The Fourth of July typically is the first national holiday during kids’ summer vacation. Here are three simple projects from two craft mavens that can involve your kids in preparations for the holiday’s fireworks and picnics. Not only do you keep them busy, but you get decorations to reuse year after year.
“There’s so much enthusiasm around this holiday,” says Amanda Kingloff of New York, author of “Project Kid: 100 Ingenious Crafts for Family Fun” (Artisan, 2014), who appreciates the inflexible color palette: It’s red, white and blue — or nothing.
“Christmas has morphed into any color combination. What’s trending in Christmas this year? It might be silver and gold,” says Kingloff. “With July Fourth, you do not leave the path of red, white and blue.”
For Independence Day, she recommends two simple crafts: firework flowers and stars and stripes bunting.
Directions for the flowers — made from just cupcake liners and straws — are below.
The bunting is even easier.
It requires no measuring: Cut out triangles from paper or fabric (Kingloff cuts 5-by-6-inch triangles from canvas drop cloth). With a craft knife, cut large or small stars out of thick, plastic-coated freezer paper and either iron them, or the freezer paper the star was cut from, to the fabric. Then paint it. You can also use painter’s tape to mark and paint thick or thin stripes.
After the paint has dried, glue a string or cord to the top back edge of each triangle, leaving at least 2 empty inches of string on either end so that you can hang your bunting.
The freezer paper provides crisper lines than a store-bought stencil, Kingloff says.
Cristin Drewes of Provo, Utah, recommends a flag craft that she’s done with all six of her children. It’s simple enough: Use little kids’ hands to paint blue “stars” and their feet to paint red “stripes,” using acrylic paint and white craft paper, cut into a flag’s typical dimensions. You can find both items at teacher-supply and craft stores and websites.
Drewes recalls making her first flag with friends in the early 1990s. She wanted to make a memorable gift for her parents; the framed painting still hangs in their home. She also has her own flag, which she hangs over her fireplace during holidays, such as Memorial Day.
Her project is featured on Pinterest, the online site ParentMap and her own blog, Serendipity.
“It was really just a matter of holding the little foot out and stepping it down,” Drewes says. “I’ve cherished these a long time.”
Firework Flowers
Adapted from “Project Kid” by Amanda Kingloff
Supplies
2 cupcake liners
Scissors
1 drinking straw
Colored craft tape, such as washi
Glue (optional)
Directions
Place the flattened cupcake liners face to face, with the color or pattern on the outside. Fringe only the ruffled part of the liners about every ⅛ inch to ¼ inch, stopping when you reach the center flat circle.

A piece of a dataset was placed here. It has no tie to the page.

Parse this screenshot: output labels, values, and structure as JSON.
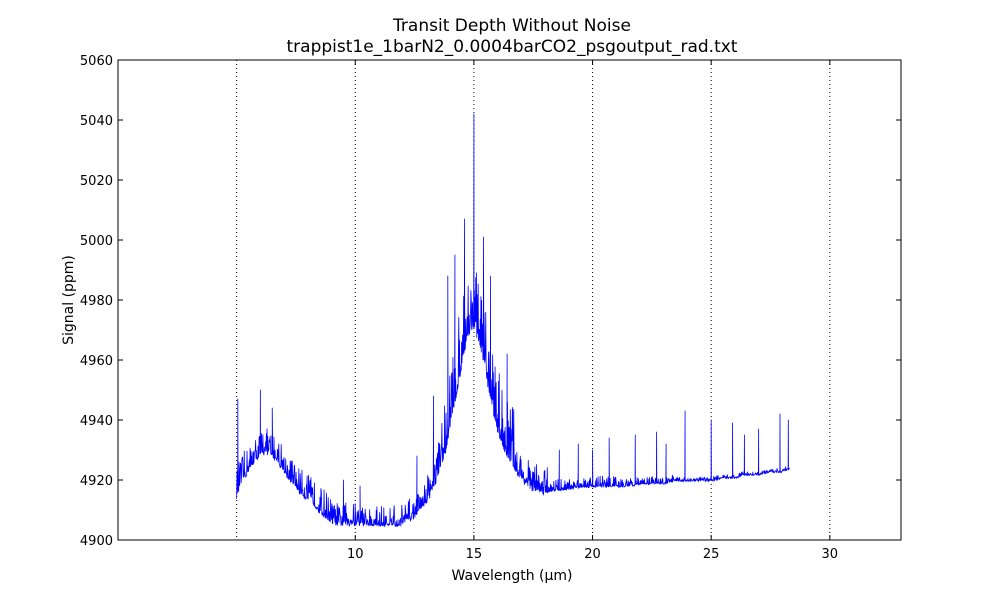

Fold the liners in half, then in half again. Roll this “quarter circle” from the bottom and push the point you’ve created snugly into the straw. (If the flower tends to pop out of the straw, squeeze a dab of glue into the straw.)
Tear off a 2-inch piece of tape and center it on the shaft of the straw, folding it back across the straw and itself. (This is the leaf.)
Bend the neck of the straw to angle your flowers slightly outward.